J’ai participé le 9 janvier à une conférence de presse rassemblant diverses éminentes personnalités favorables à la ratification par la France de l’Accord de Londres, qui institue le français comme une des trois langues de traduction des brevets européens. Ont plaidé pour la ratification les signataires (PS et UMP) de deux propositions de loi en ce sens, le patronat (représenté par Laurence Parisot pour le Medef et Jean-François Roubaud président de la CGPME), et les milieux scientifiques (Catherine Brechignac, présidente du CNRS, Cécile Tharaud, présidente du directoire d’Inserm Transfert SA, Edouard Brézin, président de l’Académie des Sciences).
A la suite de cette conférence de presse un Appel national en faveur de l’innovation a été lancé par  400 personnes. (Cliquer ici pour lire cet appel.)

J’ai participé le 16 janvier au débat sur la réforme de l’article 77 de la Constitution (mesures relatives à la Nouvelle-Calédonie). Il s’agissait de préciser le collège électoral à prendre en considération pour les votes spécifiques à la Nouvelle Calédonie. Un accord était en effet intervenu entre les signataires d’abord des accords de Nouméa (gouvernement Rocard en 1988) puis de Matignon (gouvernement Jospin en 1998) qui ont ramené la paix et créé les conditions du développement harmonieux de l’île, pour que ne puissent voter que les Français ayant résidé au moins 10 ans dans l’île, c'est-à-dire ayant un intérêt réel et durable dans son avenir. Une décision du conseil constitutionnel a remis en cause la définition de ce collège électoral en l’élargissant. La réforme proposée visait donc à revenir à l’accord initial en l’inscrivant dans la constitution elle-même.

A l’occasion de la publication d’un rapport de la commission des Finances du Sénat rédigé par Adrien Gouteyron, sénateur de la Haute-Loire, nous avons été invités à débattre le 18 juillet, le rapporteur et moi-même, sur les antennes d’Africa One, une radio diffusée sur la région parisienne et dans beaucoup de capitales africaines.

Le 7 février je suis intervenu à la tribune du Sénat pour expliquer pourquoi le groupe socialiste allait voter unanimement en faveur de l'introduction dans la Constitution d'un article interdisant la peine de mort.

Le 13 février 2007, je suis intervenu pour défendre une proposition de loi déposée par le groupe socialiste, instaurant enfin un statut pour les stagiaires, un niveau minimum de rémunération et des garanties sociales, afin qu’ils cessent d’être traités comme une main d’œuvre supplétive. Le sénat a cependant adopté les conclusions négatives de la commission des affaires sociales et par là même rejeté notre proposition de loi

(lire le texte de mon intervention sur le site du Sénat ici, et puis là)
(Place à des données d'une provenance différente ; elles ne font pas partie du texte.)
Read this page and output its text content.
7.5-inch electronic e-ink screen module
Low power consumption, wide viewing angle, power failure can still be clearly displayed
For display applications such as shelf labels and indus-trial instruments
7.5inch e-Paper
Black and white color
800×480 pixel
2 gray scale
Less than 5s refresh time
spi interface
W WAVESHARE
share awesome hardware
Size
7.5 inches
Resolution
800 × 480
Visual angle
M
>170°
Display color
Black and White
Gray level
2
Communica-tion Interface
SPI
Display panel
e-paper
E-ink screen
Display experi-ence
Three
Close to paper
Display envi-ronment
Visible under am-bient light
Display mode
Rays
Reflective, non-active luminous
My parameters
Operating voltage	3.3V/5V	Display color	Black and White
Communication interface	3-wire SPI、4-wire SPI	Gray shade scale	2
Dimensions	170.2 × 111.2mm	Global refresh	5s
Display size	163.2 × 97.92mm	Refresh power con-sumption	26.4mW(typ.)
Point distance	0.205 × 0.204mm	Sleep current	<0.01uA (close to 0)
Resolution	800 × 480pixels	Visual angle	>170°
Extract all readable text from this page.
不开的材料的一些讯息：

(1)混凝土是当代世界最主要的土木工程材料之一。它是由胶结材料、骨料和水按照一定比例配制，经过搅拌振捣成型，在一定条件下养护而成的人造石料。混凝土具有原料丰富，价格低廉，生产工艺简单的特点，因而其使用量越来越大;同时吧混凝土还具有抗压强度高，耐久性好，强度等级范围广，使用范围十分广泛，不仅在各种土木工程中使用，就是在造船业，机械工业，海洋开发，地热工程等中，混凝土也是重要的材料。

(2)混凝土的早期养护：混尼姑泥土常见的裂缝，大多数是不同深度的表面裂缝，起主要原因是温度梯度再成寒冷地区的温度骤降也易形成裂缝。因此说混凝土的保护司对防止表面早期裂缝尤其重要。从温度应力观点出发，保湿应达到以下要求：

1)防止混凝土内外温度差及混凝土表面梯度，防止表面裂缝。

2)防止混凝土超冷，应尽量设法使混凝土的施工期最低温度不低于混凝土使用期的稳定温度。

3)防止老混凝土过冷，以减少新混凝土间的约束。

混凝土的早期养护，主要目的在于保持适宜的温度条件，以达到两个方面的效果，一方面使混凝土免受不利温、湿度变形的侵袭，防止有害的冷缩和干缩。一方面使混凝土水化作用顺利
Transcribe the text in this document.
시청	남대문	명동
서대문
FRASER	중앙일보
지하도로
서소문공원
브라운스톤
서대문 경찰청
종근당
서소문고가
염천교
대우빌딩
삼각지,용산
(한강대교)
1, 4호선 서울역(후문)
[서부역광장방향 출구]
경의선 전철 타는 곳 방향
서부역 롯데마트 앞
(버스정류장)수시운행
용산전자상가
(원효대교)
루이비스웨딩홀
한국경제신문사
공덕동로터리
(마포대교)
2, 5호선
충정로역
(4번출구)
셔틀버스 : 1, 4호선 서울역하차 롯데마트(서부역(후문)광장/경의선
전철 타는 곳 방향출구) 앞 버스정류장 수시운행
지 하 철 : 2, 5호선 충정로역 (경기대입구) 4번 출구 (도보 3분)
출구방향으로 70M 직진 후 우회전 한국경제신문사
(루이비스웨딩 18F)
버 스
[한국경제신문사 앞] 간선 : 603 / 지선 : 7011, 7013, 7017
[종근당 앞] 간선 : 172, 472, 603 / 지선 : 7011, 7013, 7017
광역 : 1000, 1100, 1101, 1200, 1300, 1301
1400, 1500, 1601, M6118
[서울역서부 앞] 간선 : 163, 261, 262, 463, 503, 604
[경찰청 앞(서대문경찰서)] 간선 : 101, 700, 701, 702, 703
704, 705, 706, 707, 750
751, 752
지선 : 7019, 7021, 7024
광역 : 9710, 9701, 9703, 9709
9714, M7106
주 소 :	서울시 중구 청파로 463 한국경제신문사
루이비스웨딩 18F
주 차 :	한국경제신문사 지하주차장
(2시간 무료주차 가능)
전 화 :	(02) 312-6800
Une semaine avant la fin de la session parlementaire, le gouvernement a tenté de modifier une loi en glissant subrepticement des amendements dans un texte qui n’a rien à voir. L’un d’entre eux consistait à retirer à l’INPI la centralisation du registre du commerce et des sociétés, pour la confier au Conseil national des greffiers des tribunaux de commerce. Avec pour conséquences la perte de plusieurs centaines d’emplois sur tout le territoire. J’ai alerté mes collègues sénateurs et nous avons présenté un recours au Conseil constitutionnel, qui a décidé le 1er mars 2007 que ces amendements étaient contraires à la Constitution.

(les textes de la décision sur le site du Conseil constitutionnel)

Le 31 juillet 2007, je suis intervenu dans le débat sur un texte important créant un contrôleur général des prisons en France. Le groupe socialiste a accueilli positivement le principe d'un contrôle extérieur sur tous les lieux de rétention (prisons, hôpitaux psychiatriques, dépôts, rétention administrative, zones de transit, cellules de commissariat et de gendarmerie, ...), au total plus de 5000. Il devrait se traduire par une meilleure information sur ce qui se passe à l'intérieur de ces lieux privatifs de liberté, par la possibilité pour les détenus et les personnels de s'adresser à une autorité neutre pour défendre leurs droits fondamentaux et par une pression plus forte sur le Ministère de la Justice et le gouvernement pour améliorer les prisons qui sont un des grands scandales muets de la République. Ce texte résulte de la la mise en œuvre d'un accord international.

Le 28 juin 2007, j’avais intérogé le ministre des affaires étrangères et européennes sur la vente du centre des conférences internationales de l’avenue Kléber et son impact sur les sessions de l’Assemblée des Français de l’étranger qui s’y tenaient habituellement. La réponse du ministre du 2 août me semble rassurante pour les futures réunions de l'AFE.